Tous s'adressent au Cerf. O le compere agile!
Disoit-on. Quel Heros, s'il ne craignoit le cor!
      Il a les pieds legers d'Achile,
      Et sçait fuir comme un autre Hector.
Tout beau, reprit le Gerf chaud de vin et de bile;
Serois-je ici, Messieurs, si je n'avois du cœur?
Je l'avouerai pourtant, le bruit du cor me blesse:
Mais, comme vous sçavez, chacun à sa foiblesse;
Demandez même au Roi; la flâme lui fait peur.
Le Lion à ces mots demeure comme un terme;
    Et reprimant son couroux cette fois,
Il ouvre seulement la grife, et la referme:
      Clemence est le don des grands Rois.
    Pour un moment la joie interrompue
   Revient bien-tôt; on boit sur nouveaux frais.
      Dès que la crainte est disparue,
Voilà tout de nouveau les Satiriques traits.
      Entre la poire et le fromage,
      Le Cerf crut avoir bien trouvé
De dire à l'Ours: Mon Dieu le joli personnage!

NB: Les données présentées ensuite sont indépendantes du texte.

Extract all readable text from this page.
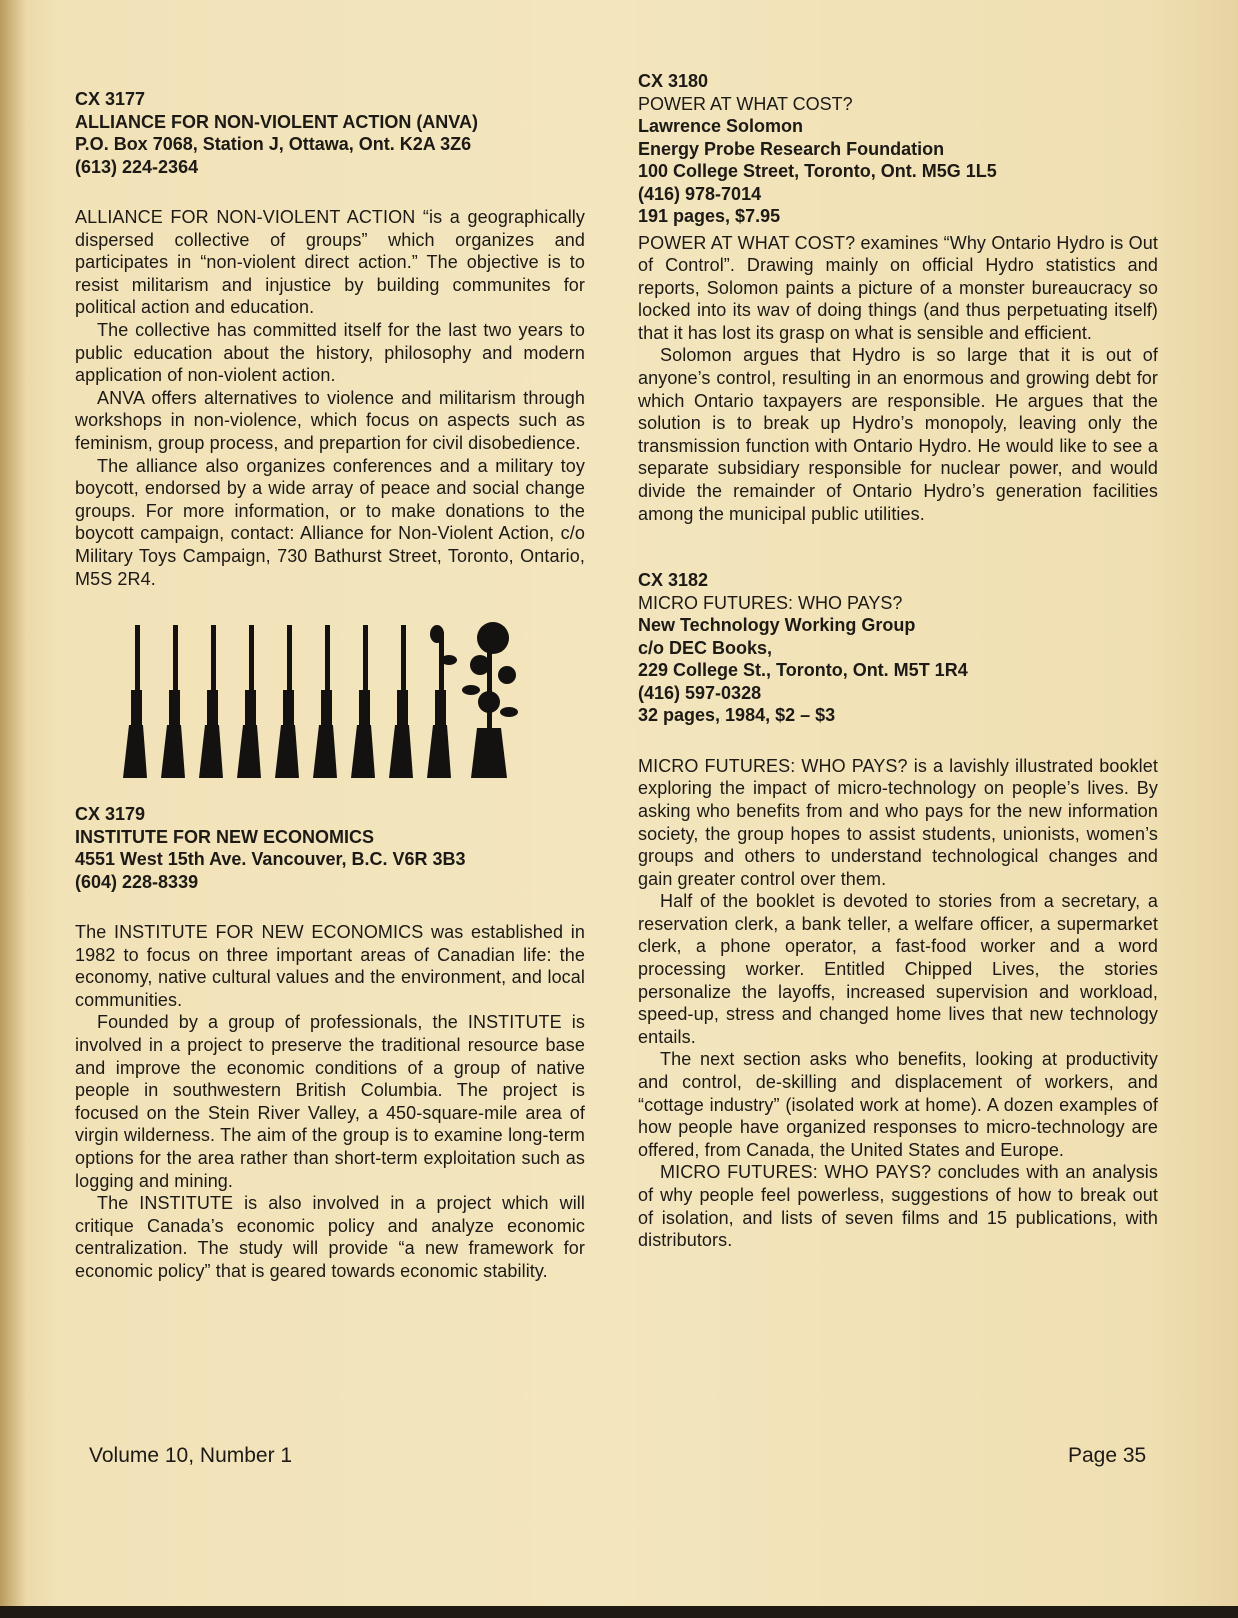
CX 3177
ALLIANCE FOR NON-VIOLENT ACTION (ANVA)
P.O. Box 7068, Station J, Ottawa, Ont. K2A 3Z6
(613) 224-2364

ALLIANCE FOR NON-VIOLENT ACTION “is a geographically dispersed collective of groups” which organizes and participates in “non-violent direct action.” The objective is to resist militarism and injustice by building communites for political action and education.

The collective has committed itself for the last two years to public education about the history, philosophy and modern application of non-violent action.

ANVA offers alternatives to violence and militarism through workshops in non-violence, which focus on aspects such as feminism, group process, and prepartion for civil disobedience.

The alliance also organizes conferences and a military toy boycott, endorsed by a wide array of peace and social change groups. For more information, or to make donations to the boycott campaign, contact: Alliance for Non-Violent Action, c/o Military Toys Campaign, 730 Bathurst Street, Toronto, Ontario, M5S 2R4.

CX 3179
INSTITUTE FOR NEW ECONOMICS
4551 West 15th Ave. Vancouver, B.C. V6R 3B3
(604) 228-8339

The INSTITUTE FOR NEW ECONOMICS was established in 1982 to focus on three important areas of Canadian life: the economy, native cultural values and the environment, and local communities.

Founded by a group of professionals, the INSTITUTE is involved in a project to preserve the traditional resource base and improve the economic conditions of a group of native people in southwestern British Columbia. The project is focused on the Stein River Valley, a 450-square-mile area of virgin wilderness. The aim of the group is to examine long-term options for the area rather than short-term exploitation such as logging and mining.

The INSTITUTE is also involved in a project which will critique Canada’s economic policy and analyze economic centralization. The study will provide “a new framework for economic policy” that is geared towards economic stability.

CX 3180
POWER AT WHAT COST?
Lawrence Solomon
Energy Probe Research Foundation
100 College Street, Toronto, Ont. M5G 1L5
(416) 978-7014
191 pages, $7.95

POWER AT WHAT COST? examines “Why Ontario Hydro is Out of Control”. Drawing mainly on official Hydro statistics and reports, Solomon paints a picture of a monster bureaucracy so locked into its wav of doing things (and thus perpetuating itself) that it has lost its grasp on what is sensible and efficient.

Solomon argues that Hydro is so large that it is out of anyone’s control, resulting in an enormous and growing debt for which Ontario taxpayers are responsible. He argues that the solution is to break up Hydro’s monopoly, leaving only the transmission function with Ontario Hydro. He would like to see a separate subsidiary responsible for nuclear power, and would divide the remainder of Ontario Hydro’s generation facilities among the municipal public utilities.

CX 3182
MICRO FUTURES: WHO PAYS?
New Technology Working Group
c/o DEC Books,
229 College St., Toronto, Ont. M5T 1R4
(416) 597-0328
32 pages, 1984, $2 – $3

MICRO FUTURES: WHO PAYS? is a lavishly illustrated booklet exploring the impact of micro-technology on people’s lives. By asking who benefits from and who pays for the new information society, the group hopes to assist students, unionists, women’s groups and others to understand technological changes and gain greater control over them.

Half of the booklet is devoted to stories from a secretary, a reservation clerk, a bank teller, a welfare officer, a supermarket clerk, a phone operator, a fast-food worker and a word processing worker. Entitled Chipped Lives, the stories personalize the layoffs, increased supervision and workload, speed-up, stress and changed home lives that new technology entails.

The next section asks who benefits, looking at productivity and control, de-skilling and displacement of workers, and “cottage industry” (isolated work at home). A dozen examples of how people have organized responses to micro-technology are offered, from Canada, the United States and Europe.

MICRO FUTURES: WHO PAYS? concludes with an analysis of why people feel powerless, suggestions of how to break out of isolation, and lists of seven films and 15 publications, with distributors.

Volume 10, Number 1	Page 35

      Qu'il seroit beau! que c'est dommage
Qu'on ne l'ait pas tout à fait achevé!
      L'Ours n'entend guere raillerie;
    Sur le railleur il se jette en furie,
      Et vous l'étrangle bel et bien.
D'imiter le Lion l'Ours n'eût pas le courage;
Le Cerf par son danger ne devint pas plus sage;
      Les sots ne profitent de rien.

III.
Le Renard Prédicateur

La morale sans doute est l'ame de la Fable;
C'est une fleur qui doit donner son fruit:
Vous voulez seulement lire un conte agreable;
      Sans le vouloir, vous allez être instruit.
On badine; il paroît qu'on ne songe qu'à plaire;
    Et le jeu se tourne en leçon.
L'homme n'eût point voulu d'un precepte severe;
Pour le prendre, il falloit trouver cet hameçon.

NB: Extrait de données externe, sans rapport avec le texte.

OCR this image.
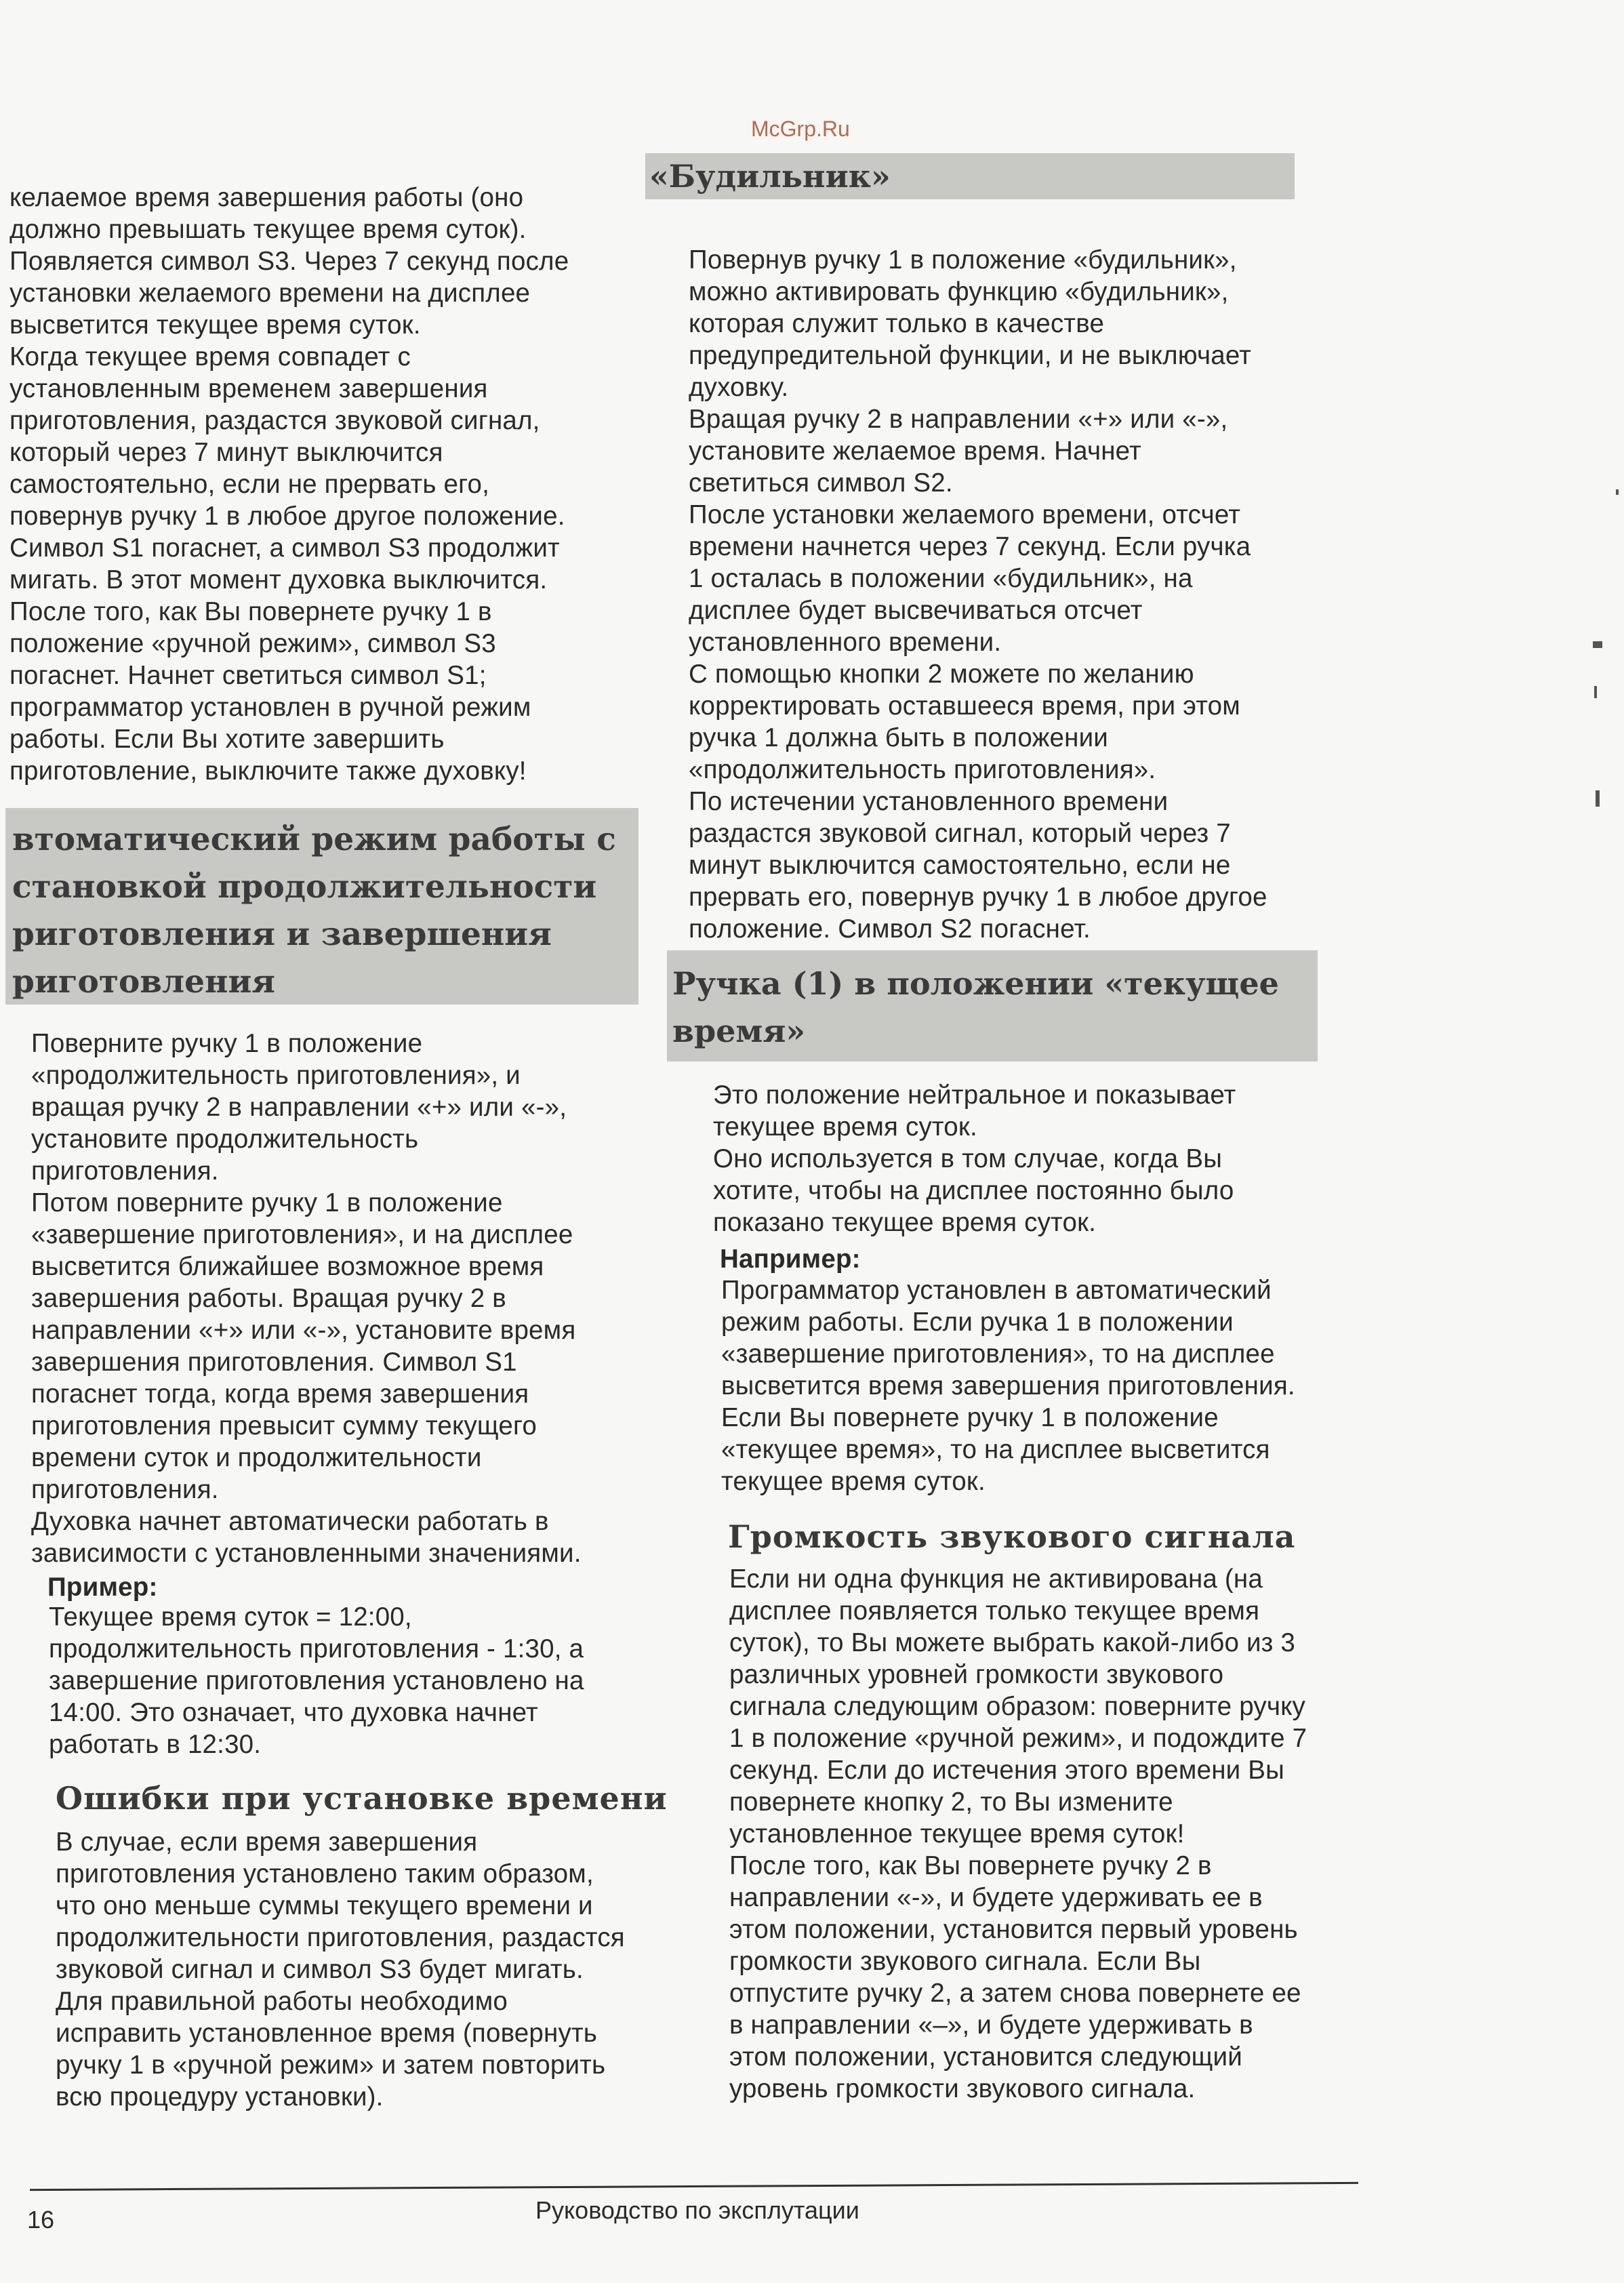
McGrp.Ru

келаемое время завершения работы (оно
должно превышать текущее время суток).
Появляется символ S3. Через 7 секунд после
установки желаемого времени на дисплее
высветится текущее время суток.
Когда текущее время совпадет с
установленным временем завершения
приготовления, раздастся звуковой сигнал,
который через 7 минут выключится
самостоятельно, если не прервать его,
повернув ручку 1 в любое другое положение.
Символ S1 погаснет, а символ S3 продолжит
мигать. В этот момент духовка выключится.
После того, как Вы повернете ручку 1 в
положение «ручной режим», символ S3
погаснет. Начнет светиться символ S1;
программатор установлен в ручной режим
работы. Если Вы хотите завершить
приготовление, выключите также духовку!

втоматический режим работы с
становкой продолжительности
риготовления и завершения
риготовления

Поверните ручку 1 в положение
«продолжительность приготовления», и
вращая ручку 2 в направлении «+» или «-»,
установите продолжительность
приготовления.
Потом поверните ручку 1 в положение
«завершение приготовления», и на дисплее
высветится ближайшее возможное время
завершения работы. Вращая ручку 2 в
направлении «+» или «-», установите время
завершения приготовления. Символ S1
погаснет тогда, когда время завершения
приготовления превысит сумму текущего
времени суток и продолжительности
приготовления.
Духовка начнет автоматически работать в
зависимости с установленными значениями.

Пример:

Текущее время суток = 12:00,
продолжительность приготовления - 1:30, а
завершение приготовления установлено на
14:00. Это означает, что духовка начнет
работать в 12:30.

Ошибки при установке времени

В случае, если время завершения
приготовления установлено таким образом,
что оно меньше суммы текущего времени и
продолжительности приготовления, раздастся
звуковой сигнал и символ S3 будет мигать.
Для правильной работы необходимо
исправить установленное время (повернуть
ручку 1 в «ручной режим» и затем повторить
всю процедуру установки).

«Будильник»

Повернув ручку 1 в положение «будильник»,
можно активировать функцию «будильник»,
которая служит только в качестве
предупредительной функции, и не выключает
духовку.
Вращая ручку 2 в направлении «+» или «-»,
установите желаемое время. Начнет
светиться символ S2.
После установки желаемого времени, отсчет
времени начнется через 7 секунд. Если ручка
1 осталась в положении «будильник», на
дисплее будет высвечиваться отсчет
установленного времени.
С помощью кнопки 2 можете по желанию
корректировать оставшееся время, при этом
ручка 1 должна быть в положении
«продолжительность приготовления».
По истечении установленного времени
раздастся звуковой сигнал, который через 7
минут выключится самостоятельно, если не
прервать его, повернув ручку 1 в любое другое
положение. Символ S2 погаснет.

Ручка (1) в положении «текущее
время»

Это положение нейтральное и показывает
текущее время суток.
Оно используется в том случае, когда Вы
хотите, чтобы на дисплее постоянно было
показано текущее время суток.

Например:

Программатор установлен в автоматический
режим работы. Если ручка 1 в положении
«завершение приготовления», то на дисплее
высветится время завершения приготовления.
Если Вы повернете ручку 1 в положение
«текущее время», то на дисплее высветится
текущее время суток.

Громкость звукового сигнала

Если ни одна функция не активирована (на
дисплее появляется только текущее время
суток), то Вы можете выбрать какой-либо из 3
различных уровней громкости звукового
сигнала следующим образом: поверните ручку
1 в положение «ручной режим», и подождите 7
секунд. Если до истечения этого времени Вы
повернете кнопку 2, то Вы измените
установленное текущее время суток!
После того, как Вы повернете ручку 2 в
направлении «-», и будете удерживать ее в
этом положении, установится первый уровень
громкости звукового сигнала. Если Вы
отпустите ручку 2, а затем снова повернете ее
в направлении «–», и будете удерживать в
этом положении, установится следующий
уровень громкости звукового сигнала.

16	Руководство по эксплутации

Ainsi ce Phrigien que l'univers renomme,
      Fut Precepteur du genre humain.
      Qu'un Lecteur est bien sous sa main!
Il l'amuse en enfant; mais pour en faire un homme.

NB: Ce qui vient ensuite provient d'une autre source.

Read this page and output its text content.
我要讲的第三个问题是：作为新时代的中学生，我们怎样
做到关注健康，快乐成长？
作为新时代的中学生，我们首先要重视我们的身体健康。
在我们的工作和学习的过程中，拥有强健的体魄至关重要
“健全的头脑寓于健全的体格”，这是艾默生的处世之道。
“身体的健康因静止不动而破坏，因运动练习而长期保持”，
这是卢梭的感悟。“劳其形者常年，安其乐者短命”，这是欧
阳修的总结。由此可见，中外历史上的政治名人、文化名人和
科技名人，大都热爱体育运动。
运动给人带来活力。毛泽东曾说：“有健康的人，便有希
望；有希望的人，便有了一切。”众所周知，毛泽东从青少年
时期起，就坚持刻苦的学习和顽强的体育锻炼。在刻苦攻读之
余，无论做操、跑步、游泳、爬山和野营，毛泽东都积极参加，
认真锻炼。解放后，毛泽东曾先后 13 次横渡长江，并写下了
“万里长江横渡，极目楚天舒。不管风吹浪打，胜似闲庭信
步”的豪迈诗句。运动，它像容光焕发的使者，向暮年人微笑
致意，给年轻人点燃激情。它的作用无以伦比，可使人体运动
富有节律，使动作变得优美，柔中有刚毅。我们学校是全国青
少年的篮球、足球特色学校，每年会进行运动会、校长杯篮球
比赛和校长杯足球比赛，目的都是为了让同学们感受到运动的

Cultivons ce bel art. Qu'à l'envi du premier
      S'élevent de nouveaux Esopes,
Censeurs rejoüissans, et qui loin de crier
      Comme de chagrins Misantropes,
En nous reprimandant se font remercier.
      Mais, faisons-nous des regles sûres,
Que le conte soit fait pour la moralité;
      Prenons si juste nos mesures,
Que nous allions tout droit à notre vérité.
      Que le trait soit vif, et qu'il frappe.
N'allez pas vous répandre en de trop longs propos.
Plus le sens est précis, et moins il nous échappe.
Gagnez-vous la memoire en menageant les mots.
D'elle-même parfois la Fable est évidente;
      Le sens en saute aux yeux, et l'art
      Défend alors qu'on le commente.
    J'observe ici cette regle prudente.
      Qui n'entendra pas mon Renard?
* * * *
Un Renard, grand Docteur; mais déja chargé d'âge,
      Ne pouvant plus comme autrefois,
Assieger les oiseaux, ni chercher loin ses droits,
      De la ruse essaia l'usage.
      Il se mit à prêcher, dit-on,
Contre la guerre injuste et l'appetit glouton.
      Outre une morale si belle,
Il avoit forte voix, geste libre et bon ton,
      L'air humble et grand dehors de zele:
    Pere Renard se fit bien-tôt un nom.
On dit que le Lion eut desir de l'entendre;
    Pere Renard refusa cet honneur.
Il avoit ses raisons, et qu'il sçut faire prendre
      Pour crainte de s'enfler le cœur.
      Outardes, Poules, et mainte Oie
      S'en venoient en foule au Sermon;
On n'apprehendoit point de devenir sa proie;
Son texte rassuroit tout l'auditoire oison.
Malheur, s'écrioit-il, à l'animal vorace!
      Quoi, sans tuer ne peut-on se nourrir?
Nous avons tant de biens que le Ciel de sa grace,
      Dans les campagnes fait fleurir,
      Et sur les rameaux fait meurir;
Vivons d'herbe et de fruits; que faut-il autre chose?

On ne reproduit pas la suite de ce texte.